Boost4.0 – Big Data for Factories
Much of the data generated in production remains unused because the evaluation cannot be presented at the speed at which decisions have to be made. The industry thus loses up to 99 percent of the recorded data value. An additional problem: In order to create value from data, they must be provided with context information, among other things. But this only applies to three percent of the production data. To increase efficiency and productivity, it is essential to harmonize heterogeneous data flows across companies and thus overcome the limited availability of open data sets.
The BOOST 4.0 project, funded by the European Union, is building a European Industrial Data Space to make production data of all kinds interoperable and thus improve the competitiveness of European industry. The initiative aims to accelerate the introduction of big data and modern methods of data analysis in the European automotive industry through global standards, open application programming interfaces (APIs), a secure digital infrastructure and digital manufacturing platforms.
Because contextualizing information is cumbersome and requires intensive manual manipulation of data sources, semantic models and semantic interoperability can provide trusted and improved platform connectivity. They are based on the definition and use of common standardised (converged) APIs and on frequently used and promoted industrial data models. The main component of such models will be a network of core vocabularies with the dimensions life cycle, hierarchical levels and business functional aspects, covering the core concepts of manufacturing.
The Joint Lab “Data Science & Open Knowledge” of the TIB – Leibniz Information Centre for Science and Technology and the L3S Research Centre is participating in BOOST 4.0 as a partner. The research group of Prof. Dr. Sören Auer (Dr. Javad Chamanara, Alexandra Garatzogianni and Yaser Jaradeh) develops semantic models and vocabularies with a focus on ontologies, data integration and semantic model alignment. “Semantic modeling not only allows data to be collected by a wider community, but also makes the data machine-readable,” says Dr. Javad Chamanara. This allows machine learning as well as machine analysis methods to be applied to a larger volume of data in significantly less time. As a result, decision makers have a better understanding of the data and the function of their production and get this insight in the time it takes. The application of the ontology to industry data enables data to be exchanged across companies and reused by other partners. For top management, this means faster, more informed decisions and the ability to leverage best practices achieved through comprehensive data analysis of community data – something no individual member can achieve in the short term.
Another plus: Prof. Auer’s team has created an integrated environment for collaborative vocabulary development with VoCol. Inspired by agile methods of software and content development, the VoCol methodology and tools enable consensus among experts and collaboration between professionals and knowledge engineers. VoCol is implemented independently of complex software components.
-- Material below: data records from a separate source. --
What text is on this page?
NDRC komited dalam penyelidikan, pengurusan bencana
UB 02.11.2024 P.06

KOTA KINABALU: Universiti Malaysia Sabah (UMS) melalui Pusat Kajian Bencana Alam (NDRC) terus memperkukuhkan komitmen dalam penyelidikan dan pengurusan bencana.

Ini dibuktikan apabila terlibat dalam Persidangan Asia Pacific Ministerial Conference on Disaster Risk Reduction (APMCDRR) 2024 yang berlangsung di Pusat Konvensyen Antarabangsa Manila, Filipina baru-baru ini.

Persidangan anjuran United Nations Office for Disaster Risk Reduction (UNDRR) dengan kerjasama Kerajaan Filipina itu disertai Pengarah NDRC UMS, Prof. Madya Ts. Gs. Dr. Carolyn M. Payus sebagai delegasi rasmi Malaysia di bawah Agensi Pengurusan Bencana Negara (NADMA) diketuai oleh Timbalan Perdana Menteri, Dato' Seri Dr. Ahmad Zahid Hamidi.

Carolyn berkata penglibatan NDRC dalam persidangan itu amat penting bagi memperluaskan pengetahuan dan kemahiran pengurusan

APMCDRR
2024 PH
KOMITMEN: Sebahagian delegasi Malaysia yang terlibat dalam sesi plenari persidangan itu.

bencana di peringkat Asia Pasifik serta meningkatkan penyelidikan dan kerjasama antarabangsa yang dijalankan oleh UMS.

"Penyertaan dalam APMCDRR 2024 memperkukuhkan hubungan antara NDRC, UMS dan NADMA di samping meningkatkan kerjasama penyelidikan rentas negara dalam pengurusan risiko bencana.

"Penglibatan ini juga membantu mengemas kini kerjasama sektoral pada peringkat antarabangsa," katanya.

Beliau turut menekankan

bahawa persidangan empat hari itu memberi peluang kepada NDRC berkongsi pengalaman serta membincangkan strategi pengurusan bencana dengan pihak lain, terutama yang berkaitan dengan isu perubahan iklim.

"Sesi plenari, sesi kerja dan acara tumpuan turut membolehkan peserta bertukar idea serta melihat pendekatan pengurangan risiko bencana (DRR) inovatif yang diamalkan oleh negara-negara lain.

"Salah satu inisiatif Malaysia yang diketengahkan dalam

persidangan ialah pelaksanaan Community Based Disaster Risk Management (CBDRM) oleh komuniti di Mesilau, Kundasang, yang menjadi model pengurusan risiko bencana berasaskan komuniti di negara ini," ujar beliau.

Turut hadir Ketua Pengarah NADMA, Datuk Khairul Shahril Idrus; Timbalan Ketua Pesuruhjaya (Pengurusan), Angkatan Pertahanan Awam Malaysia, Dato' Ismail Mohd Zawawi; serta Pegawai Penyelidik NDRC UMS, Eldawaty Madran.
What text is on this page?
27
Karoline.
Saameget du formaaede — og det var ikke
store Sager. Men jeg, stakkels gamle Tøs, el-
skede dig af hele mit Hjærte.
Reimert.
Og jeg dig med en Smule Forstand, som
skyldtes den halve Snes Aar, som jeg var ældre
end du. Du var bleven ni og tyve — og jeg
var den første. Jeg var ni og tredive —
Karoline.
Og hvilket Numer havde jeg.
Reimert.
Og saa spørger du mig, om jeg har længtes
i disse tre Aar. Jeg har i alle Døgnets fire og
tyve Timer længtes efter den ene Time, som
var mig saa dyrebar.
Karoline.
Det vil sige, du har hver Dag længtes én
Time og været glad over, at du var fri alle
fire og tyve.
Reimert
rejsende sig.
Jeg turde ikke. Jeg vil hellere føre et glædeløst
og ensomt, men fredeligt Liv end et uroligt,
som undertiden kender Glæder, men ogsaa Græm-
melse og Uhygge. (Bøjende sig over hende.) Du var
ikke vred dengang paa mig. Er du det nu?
It provides employees with understandable feedback on syntactic and semantic errors and enables access to a human-readable presentation of the vocabulary. In the Boost4.0 project VoCol is used for the development of the semantic models and their subsequent adaptation to related standards.
“With the results of Boost4.0 we want to create benefits for regional research transfer”, says Prof. Auer. “For example, we have founded a regional competence network International Data Space with companies in Lower Saxony, which is to develop and implement concrete use cases of the Boost4.0 data space architecture”.
BOOST4.0 is the largest initiative in the area of Big Data for Industry 4.0. 50 companies from 16 countries belong to the consortium, including Volkswagen, Volvo and Siemens. The EU funding amounts to 20 million euros, plus 100 million euros of investment by the participating companies.
Sören Auer is Professor for Data Science and Digital Libraries at Leibniz Universität Hannover, member of the extended L3S Board of Directors and Director of the TIB – Leibniz Information Centre for Technology and Natural Sciences.